@edwinfom/ai-guard is a security middleware for AI API responses — one wrapper for PII redaction, schema enforcement, prompt injection detection, canary tokens, content policy, hallucination detection, budget sentinel, rate limiting, and audit logging.

@edwinfom/ai-guard

A security middleware for AI API responses — PII redaction, schema enforcement, prompt injection detection, budget sentinel, and more.

npm version license typescript

The Problem

When integrating AI APIs (OpenAI, Anthropic, Gemini) into production applications, developers face recurring pain points with no standardized solution:

  • Malformed JSON — LLMs sometimes wrap responses in markdown fences or add explanatory text, crashing your pipeline.
  • PII leakage — Users send passwords or card numbers in prompts. AI responses can echo back sensitive data from your RAG database.
  • Prompt injection — Malicious users try to override your system prompt with "Ignore all previous instructions…"
  • System prompt theft — An attacker tricks the AI into repeating your confidential instructions.
  • Toxic or harmful content — No built-in content moderation between the LLM and your users.
  • Hallucinations in RAG — The AI invents facts not present in your source documents.
  • Surprise billing — Token usage spikes without any warning or hard limit.
  • Abuse — A single user floods your endpoint with requests.

@edwinfom/ai-guard acts as a security membrane between your application and any AI provider. One wrapper, all protections.
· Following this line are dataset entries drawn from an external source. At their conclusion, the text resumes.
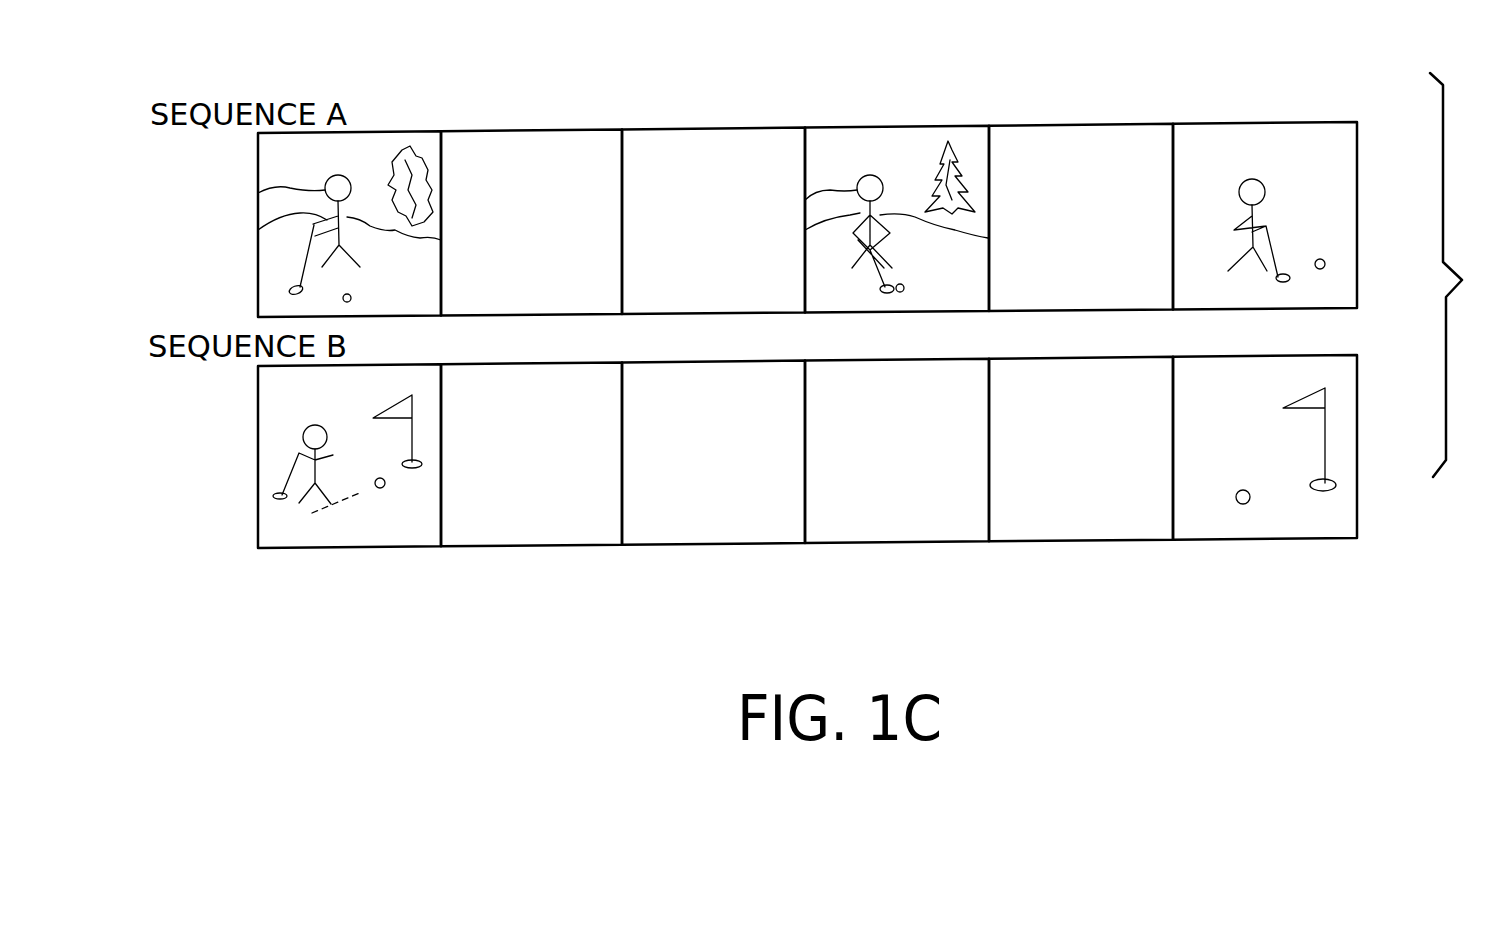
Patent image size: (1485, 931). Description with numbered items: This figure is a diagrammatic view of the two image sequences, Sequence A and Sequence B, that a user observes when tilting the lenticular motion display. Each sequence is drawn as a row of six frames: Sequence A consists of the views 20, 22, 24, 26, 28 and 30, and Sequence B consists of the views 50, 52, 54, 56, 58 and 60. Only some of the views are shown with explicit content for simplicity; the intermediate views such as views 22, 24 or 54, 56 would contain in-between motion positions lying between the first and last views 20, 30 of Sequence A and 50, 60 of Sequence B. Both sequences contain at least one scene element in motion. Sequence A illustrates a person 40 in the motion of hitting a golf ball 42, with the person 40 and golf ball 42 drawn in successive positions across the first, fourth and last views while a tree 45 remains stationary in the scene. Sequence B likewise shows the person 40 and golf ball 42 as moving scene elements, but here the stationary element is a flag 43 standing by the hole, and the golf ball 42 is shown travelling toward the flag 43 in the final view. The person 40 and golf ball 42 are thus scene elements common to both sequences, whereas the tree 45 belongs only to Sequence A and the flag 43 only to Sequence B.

The view 20 is at (398, 133).
The view 22 is at (555, 130).
The view 24 is at (720, 128).
The view 26 is at (922, 127).
The view 28 is at (1080, 125).
The view 30 is at (1252, 123).
The person 40 is at (258, 193).
The golf ball 42 is at (352, 295).
The flag 43 is at (415, 432).
The tree 45 is at (433, 175).
The view 50 is at (378, 547).
The view 52 is at (553, 545).
The view 54 is at (746, 543).
The view 56 is at (920, 542).
The view 58 is at (1080, 542).
The view 60 is at (1242, 540).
import { Guardian } from '@edwinfom/ai-guard';
import { z } from 'zod';
 
const guard = new Guardian({
  pii:          { onInput: true, onOutput: true },
  schema:       { validator: z.object({ city: z.string(), temp: z.number() }), repair: 'retry' },
  injection:    { enabled: true, sensitivity: 'medium' },
  content:      { enabled: true, sensitivity: 'medium' },
  canary:       { enabled: true },
  hallucination:{ sources: [ragDocument1, ragDocument2] },
  budget:       { maxTokens: 2000, maxCostUSD: 0.05, model: 'gpt-4o-mini' },
  rateLimit:    { maxRequests: 10, windowMs: 60_000, keyFn: (p) => getUserId(p) },
  onAudit:      (entry) => logger.info(entry),
});
 
const result = await guard.protect(
  (safePrompt) => openai.chat.completions.create({ model: 'gpt-4o-mini', messages: [{ role: 'user', content: safePrompt }] }),
  userPrompt
);
 
console.log(result.data);              // typed by your Zod schema
console.log(result.meta.budget);       // { totalTokens: 312, estimatedCostUSD: 0.000047 }
console.log(result.meta.piiRedacted);  // [{ type: 'email', value: 'user@...', ... }]
console.log(result.meta.canaryLeaked); // false — system prompt was not leaked

Features

Feature Description
PII Redaction Emails, phones, credit cards (Luhn-validated), SSNs, IBANs, IPs, URLs + French NIR, SIRET, SIREN, passports, dates of birth
3-Level Schema Repair Strip markdown → jsonrepair (100+ broken patterns) → LLM retry
Injection Detection 15+ curated attack patterns with configurable sensitivity
Canary Tokens Invisible tokens detect if the LLM leaked your system prompt
Content Policy Toxicity, hate speech, violence, self-harm, sexual content
Hallucination Detection Named-entity grounding check against your RAG source documents
Budget Sentinel Token counting + real cost for 10 models, hard limits + warnings
Rate Limiter Per-user sliding-window request and token limits
Audit Log Structured callback after every protect() call
Streaming Support protectStream() — works with Vercel AI SDK, OpenAI streams, AsyncIterable
Dry-run Inspect inspect() — full risk report without blocking
Provider Agnostic OpenAI, Anthropic, Gemini, or any custom adapter
Tree-Shakeable Import only what you need via sub-paths
Zero mandatory deps Zod is optional. jsonrepair is the only runtime dependency.

What makes @edwinfom/ai-guard different?

Most teams bolt security on after the fact — rate limiting in nginx, PII scrubbing in a post-processing step, schema validation inline. @edwinfom/ai-guard is the first JavaScript library that puts all AI-specific security concerns in one composable, typed wrapper.